How growth translates to 'smarter': from early formation to generalization
Adding capacity is not the same as getting smarter. A network can grow larger and overfit harder, which is the opposite of what you want. What actually produces better generalization is a combination of factors that growth can enable but does not automatically deliver.
Early in training, a small network is forced to learn the most compressible, generalizable features because it does not have room for anything else. When you expand the network at this point using function-preserving morphism or gradual layer introduction, you give the optimizer a head start: the new capacity is initialized in a state that already solves the problem approximately, so continued training refines rather than restarts. This is fundamentally different from training a large network from scratch, where early optimization can get stuck in regions that overfit.

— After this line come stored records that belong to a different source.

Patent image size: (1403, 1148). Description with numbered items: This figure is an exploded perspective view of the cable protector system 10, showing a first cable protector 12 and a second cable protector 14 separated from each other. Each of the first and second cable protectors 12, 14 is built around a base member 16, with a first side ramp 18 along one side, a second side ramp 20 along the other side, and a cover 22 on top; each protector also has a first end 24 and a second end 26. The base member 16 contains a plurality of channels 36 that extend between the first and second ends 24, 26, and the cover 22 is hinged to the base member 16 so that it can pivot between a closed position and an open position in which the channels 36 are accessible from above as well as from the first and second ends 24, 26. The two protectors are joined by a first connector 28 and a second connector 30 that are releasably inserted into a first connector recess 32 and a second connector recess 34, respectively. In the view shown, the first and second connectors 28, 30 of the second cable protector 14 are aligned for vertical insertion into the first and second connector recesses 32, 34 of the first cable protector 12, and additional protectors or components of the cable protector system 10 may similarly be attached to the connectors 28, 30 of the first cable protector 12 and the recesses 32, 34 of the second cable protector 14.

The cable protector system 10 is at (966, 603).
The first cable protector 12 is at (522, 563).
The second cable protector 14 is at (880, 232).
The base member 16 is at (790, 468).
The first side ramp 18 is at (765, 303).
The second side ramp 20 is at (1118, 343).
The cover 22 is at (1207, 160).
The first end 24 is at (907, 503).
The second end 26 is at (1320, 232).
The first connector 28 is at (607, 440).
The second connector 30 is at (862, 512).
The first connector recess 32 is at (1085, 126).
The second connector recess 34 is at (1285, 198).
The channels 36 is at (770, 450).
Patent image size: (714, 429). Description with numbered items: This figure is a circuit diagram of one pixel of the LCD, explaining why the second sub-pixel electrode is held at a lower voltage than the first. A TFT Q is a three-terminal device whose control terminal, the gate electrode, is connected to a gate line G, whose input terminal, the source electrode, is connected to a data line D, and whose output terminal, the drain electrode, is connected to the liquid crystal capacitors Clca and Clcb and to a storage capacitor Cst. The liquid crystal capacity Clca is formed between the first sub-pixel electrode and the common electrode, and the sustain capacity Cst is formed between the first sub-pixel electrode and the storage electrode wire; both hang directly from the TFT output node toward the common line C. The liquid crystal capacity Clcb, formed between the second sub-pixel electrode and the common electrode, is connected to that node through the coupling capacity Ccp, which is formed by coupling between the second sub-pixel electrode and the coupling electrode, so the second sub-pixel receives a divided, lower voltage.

The Lottery Ticket Hypothesis adds another angle. It suggests that inside any large network, there exist sparse subnetworks ('winning tickets') that, when reset to their initial values and retrained in isolation, match the performance of the full network. Iterative magnitude pruning (IMP) finds these by cycling through train, prune, and rewind steps. The insight for growth is that the right structure matters enormously, and discovering that structure, whether by searching, pruning, or dynamic regrowth, is where capability actually comes from.
Dynamic Capacity Networks add yet another mechanism: they adaptively assign the network's capacity across different parts of the input, so high-complexity regions get more processing and simple regions get less. This is capacity allocation, not just capacity addition, and it can improve generalization on tasks where difficulty varies across inputs.
The honest summary is that growth helps when it enables the optimizer to find better-structured solutions than it would find in a fixed architecture. It hurts when it just adds parameters that soak up noise in the training data.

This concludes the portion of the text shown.